While the coronavirus has brought harm and havoc to economies across the globe, it has also created new opportunities and working methodologies across a broad range of industries.
Take virtual events platforms, for example, which have seen a 1,000% uptick in demand since the emergence of the Covid-19 pandemic back in March 2020.
But how do virtual events differ from the physical alternative, and how are such entities actually taxed? Let’s find out!
Physical vs Virtual Events – How Do They Differ?
In simple terms, a virtual event is an online gathering that sees attendees interact virtually rather than meeting in a physical location, with this concept having become increasingly popular throughout the digital age.

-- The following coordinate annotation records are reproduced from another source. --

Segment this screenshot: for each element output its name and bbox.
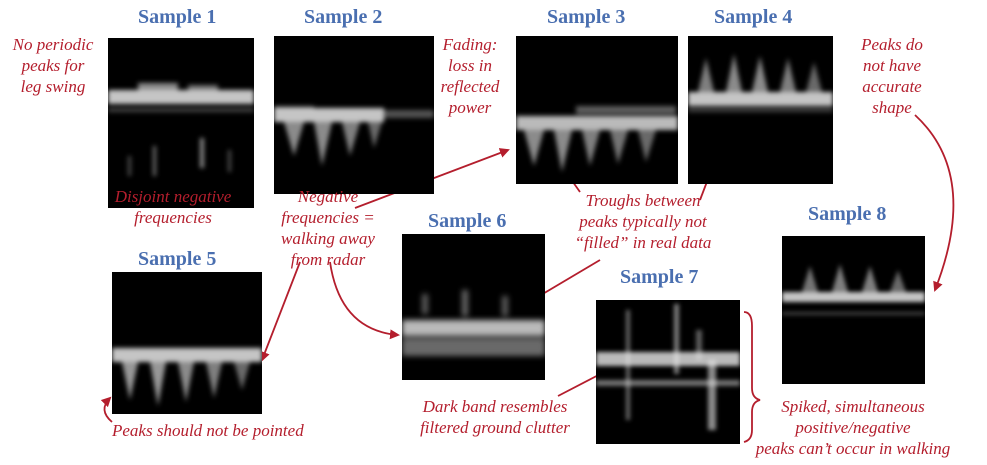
sample-2-title: Sample 2	[304, 6, 383, 28]
arrow-pointed-s5	[100, 396, 113, 423]
sample-1-title: Sample 1	[138, 6, 217, 28]
sample-3-title: Sample 3	[547, 6, 626, 28]
sample-2-spectrogram	[274, 36, 434, 194]
sample-7-title: Sample 7	[620, 266, 699, 288]
arrow-neg-to-s6	[329, 261, 400, 340]
note-negative-frequencies: Negative frequencies = walking away from…	[281, 187, 375, 269]
sample-3-spectrogram	[516, 36, 678, 184]
arrow-neg-to-s5	[260, 261, 301, 362]
note-peaks-accurate: Peaks do not have accurate shape	[861, 35, 923, 117]
sample-1-spectrogram	[108, 38, 254, 208]
note-fading: Fading: loss in reflected power	[440, 35, 500, 117]
sample-6-spectrogram	[402, 234, 545, 380]
note-spiked: Spiked, simultaneous positive/negative p…	[755, 397, 951, 458]
sample-5-title: Sample 5	[138, 248, 217, 270]
note-peaks-pointed: Peaks should not be pointed	[112, 421, 304, 440]
sample-8-spectrogram	[782, 236, 925, 384]
note-dark-band: Dark band resembles filtered ground clut…	[420, 397, 570, 437]
sample-6-title: Sample 6	[428, 210, 507, 232]
sample-8-title: Sample 8	[808, 203, 887, 225]
sample-7-spectrogram	[596, 300, 740, 444]
note-troughs: Troughs between peaks typically not “fil…	[574, 191, 712, 252]
note-no-periodic-peaks: No periodic peaks for leg swing	[12, 35, 94, 96]
sample-5-spectrogram	[112, 272, 262, 414]
sample-4-spectrogram	[688, 36, 833, 184]
sample-4-title: Sample 4	[714, 6, 793, 28]
note-disjoint-negative: Disjoint negative frequencies	[114, 187, 232, 227]
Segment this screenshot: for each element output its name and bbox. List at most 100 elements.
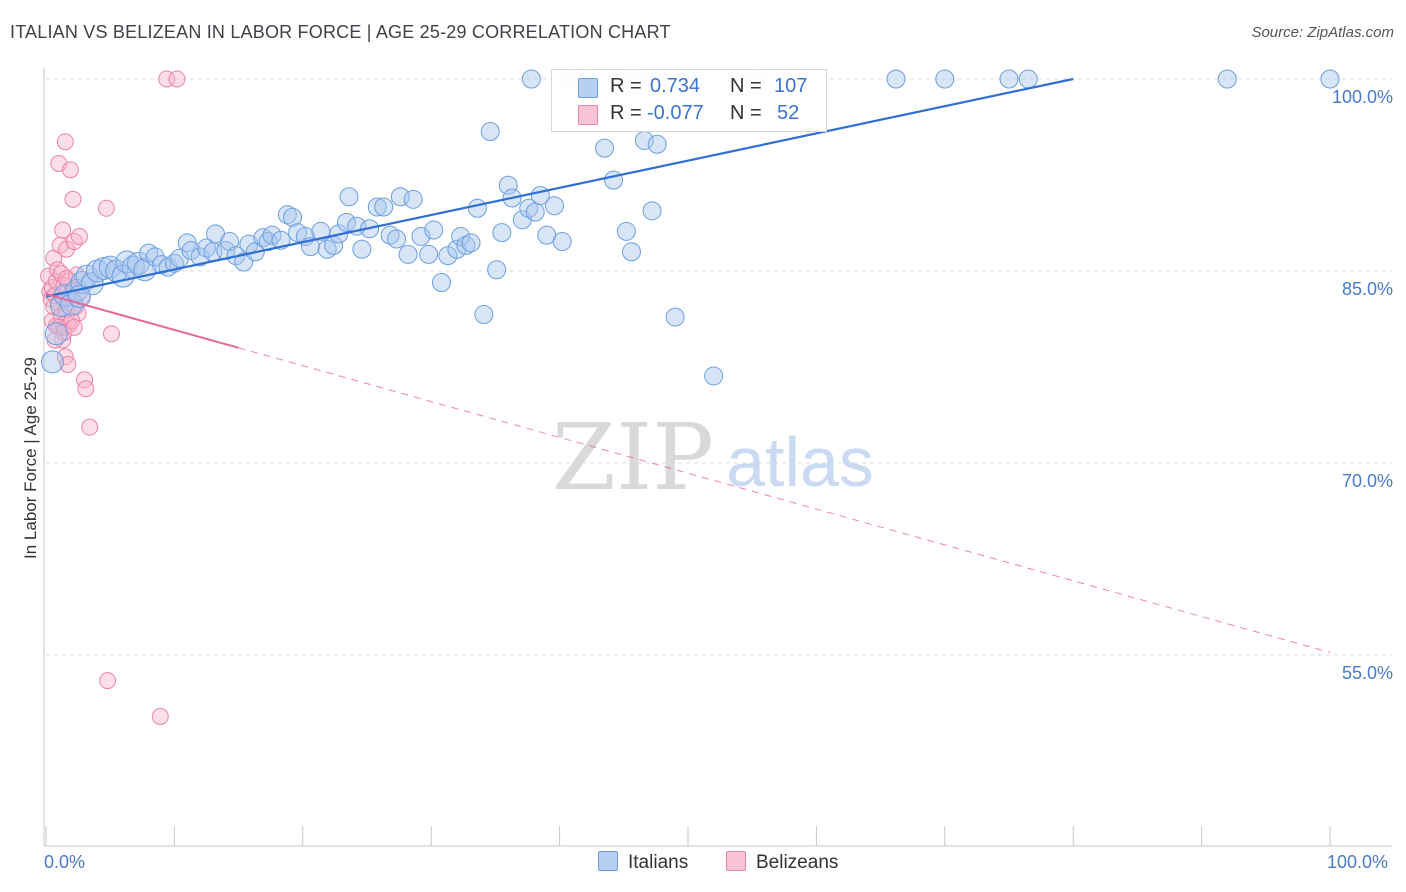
belizean-point <box>102 325 120 343</box>
italian-point <box>595 138 615 158</box>
legend-swatch-italians <box>598 851 618 871</box>
italian-point <box>999 69 1019 89</box>
italian-point <box>431 273 451 293</box>
italian-point <box>44 322 68 346</box>
italian-point <box>604 170 624 190</box>
legend-label-belizeans: Belizeans <box>756 852 839 873</box>
italian-point <box>145 247 165 267</box>
legend-swatch-italians <box>578 78 598 98</box>
y-tick-label: 100.0% <box>1332 87 1393 107</box>
italian-point <box>498 175 518 195</box>
y-tick-label: 55.0% <box>1342 663 1393 683</box>
italian-point <box>552 232 572 252</box>
italian-point <box>467 198 487 218</box>
italian-point <box>704 366 724 386</box>
x-tick-max: 100.0% <box>1327 852 1389 872</box>
italian-point <box>886 69 906 89</box>
belizean-point <box>81 418 99 436</box>
belizean-point <box>168 70 186 88</box>
italian-point <box>525 202 545 222</box>
series-belizeans <box>40 70 186 725</box>
legend-n-value: 107 <box>774 75 808 97</box>
belizean-point <box>54 221 72 239</box>
italian-point <box>403 189 423 209</box>
italian-point <box>474 305 494 325</box>
legend-r-value: -0.077 <box>647 102 704 124</box>
legend-r-label: R = <box>610 102 642 124</box>
belizean-point <box>56 133 74 151</box>
italian-point <box>1320 69 1340 89</box>
italian-point <box>352 239 372 259</box>
trend-lines <box>45 77 1331 653</box>
italian-point <box>398 244 418 264</box>
italian-point <box>665 307 685 327</box>
italian-point <box>336 212 356 232</box>
legend-r-value: 0.734 <box>650 75 701 97</box>
italian-point <box>480 121 500 141</box>
legend-swatch-belizeans <box>578 105 598 125</box>
belizeans-trend-line <box>45 293 239 349</box>
belizean-point <box>68 266 86 284</box>
bottom-legend-belizeans[interactable]: Belizeans <box>726 851 838 874</box>
italian-point <box>1018 69 1038 89</box>
belizean-point <box>76 371 94 389</box>
bottom-legend-italians[interactable]: Italians <box>598 851 688 874</box>
italian-point <box>367 197 387 217</box>
belizeans-trend-extension <box>238 347 1331 653</box>
italian-point <box>642 201 662 221</box>
legend-row-italians: R = 0.734 N = 107 <box>552 75 826 99</box>
y-tick-label: 70.0% <box>1342 471 1393 491</box>
italian-point <box>487 260 507 280</box>
italian-point <box>451 226 471 246</box>
belizean-point <box>65 233 83 251</box>
belizean-point <box>61 161 79 179</box>
legend-row-belizeans: R = -0.077 N = 52 <box>552 102 826 126</box>
legend-swatch-belizeans <box>726 851 746 871</box>
y-tick-labels: 100.0% 85.0% 70.0% 55.0% <box>1332 87 1393 683</box>
italian-point <box>647 134 667 154</box>
italian-point <box>1217 69 1237 89</box>
italian-point <box>521 69 541 89</box>
source-label: Source: ZipAtlas.com <box>1251 24 1394 41</box>
italian-point <box>419 244 439 264</box>
belizean-point <box>151 707 169 725</box>
italian-point <box>339 187 359 207</box>
belizean-point <box>70 227 88 245</box>
belizean-point <box>97 199 115 217</box>
belizean-point <box>99 672 117 690</box>
italian-point <box>616 221 636 241</box>
italian-point <box>492 223 512 243</box>
italian-point <box>622 242 642 262</box>
series-italians <box>40 69 1340 386</box>
italian-point <box>387 229 407 249</box>
legend-n-label: N = <box>730 102 762 124</box>
belizean-point <box>77 380 95 398</box>
italian-point <box>456 235 476 255</box>
grid-lines <box>46 78 1392 656</box>
italian-point <box>262 225 282 245</box>
legend-n-value: 52 <box>777 102 800 124</box>
legend-n-label: N = <box>730 75 762 97</box>
y-tick-label: 85.0% <box>1342 279 1393 299</box>
watermark-atlas: atlas <box>726 423 874 501</box>
italian-point <box>461 233 481 253</box>
italian-point <box>374 197 394 217</box>
legend-label-italians: Italians <box>628 852 689 873</box>
x-tick-min: 0.0% <box>44 852 86 872</box>
italian-point <box>424 220 444 240</box>
belizean-point <box>158 70 176 88</box>
italian-point <box>40 350 64 374</box>
italian-point <box>283 207 303 227</box>
italians-trend-line <box>45 77 1074 298</box>
chart-title: ITALIAN VS BELIZEAN IN LABOR FORCE | AGE… <box>10 22 671 42</box>
italian-point <box>544 196 564 216</box>
watermark: ZIP atlas <box>552 404 874 511</box>
italian-point <box>220 232 240 252</box>
axes <box>43 68 1392 847</box>
correlation-legend: R = 0.734 N = 107 R = -0.077 N = 52 <box>551 69 827 132</box>
legend-r-label: R = <box>610 75 642 97</box>
italian-point <box>277 205 297 225</box>
belizean-point <box>64 190 82 208</box>
belizean-point <box>65 318 83 336</box>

But how does this type of event differ from a physical meeting from a tax perspective? Well, physical events hosted within the UK and the EU have to apply a value-added tax (VAT) to the price of whatever you sell, with the former setting a basic rate of 20% to the value of each product.
This rate of VAT will be applied to a host of associated products, from tickets and exhibition stands to sponsorship packages and award entries, depending on the precise nature of your event and its scale.
Regardless, this creates a clear set of criteria regarding the taxation of your event, which is not the case when hosting a digital alternative.
Certainly, virtual events are considerably easier to host, but they’re far more complex and difficult to tax due to a number of reasons.
These include the lack of a specific location and the potential to create multinational virtual events, while unconventional ticketing procedures may also make it difficult to apply a defined tax levy.
Ways to Approach Taxing Virtual Events
However, there are some ways to approach taxing virtual events, with one of the easiest being to invest in third-party software.
In this instance, the role of such software is to determine the correct rate of each transaction and apply it (in real-time) to an attendee’s order, with most using advanced geolocation technology to identify each individual user’s IP address.
This enables you to add the tax on the total basket value before confirming transactions or ticket purchases, creating a viable and compliant VAT levy in the process.
Another option is to liaise with an expert management and consultancy firm, who can manage the process externally and leverage their own software solutions to identify, verify and apply tax levies.
Of course, this option comes at a premium, but this may not be much more expensive than the cost of procuring third-party software offerings.
Although you could argue that it’s considerably more expensive than a bespoke ‘do-it-yourself’ option (where you manually add relevant VAT charges to tickets and services), there’s a tendency to cut corners with the latter and a sizable risk that you’ll ultimately lose money over time.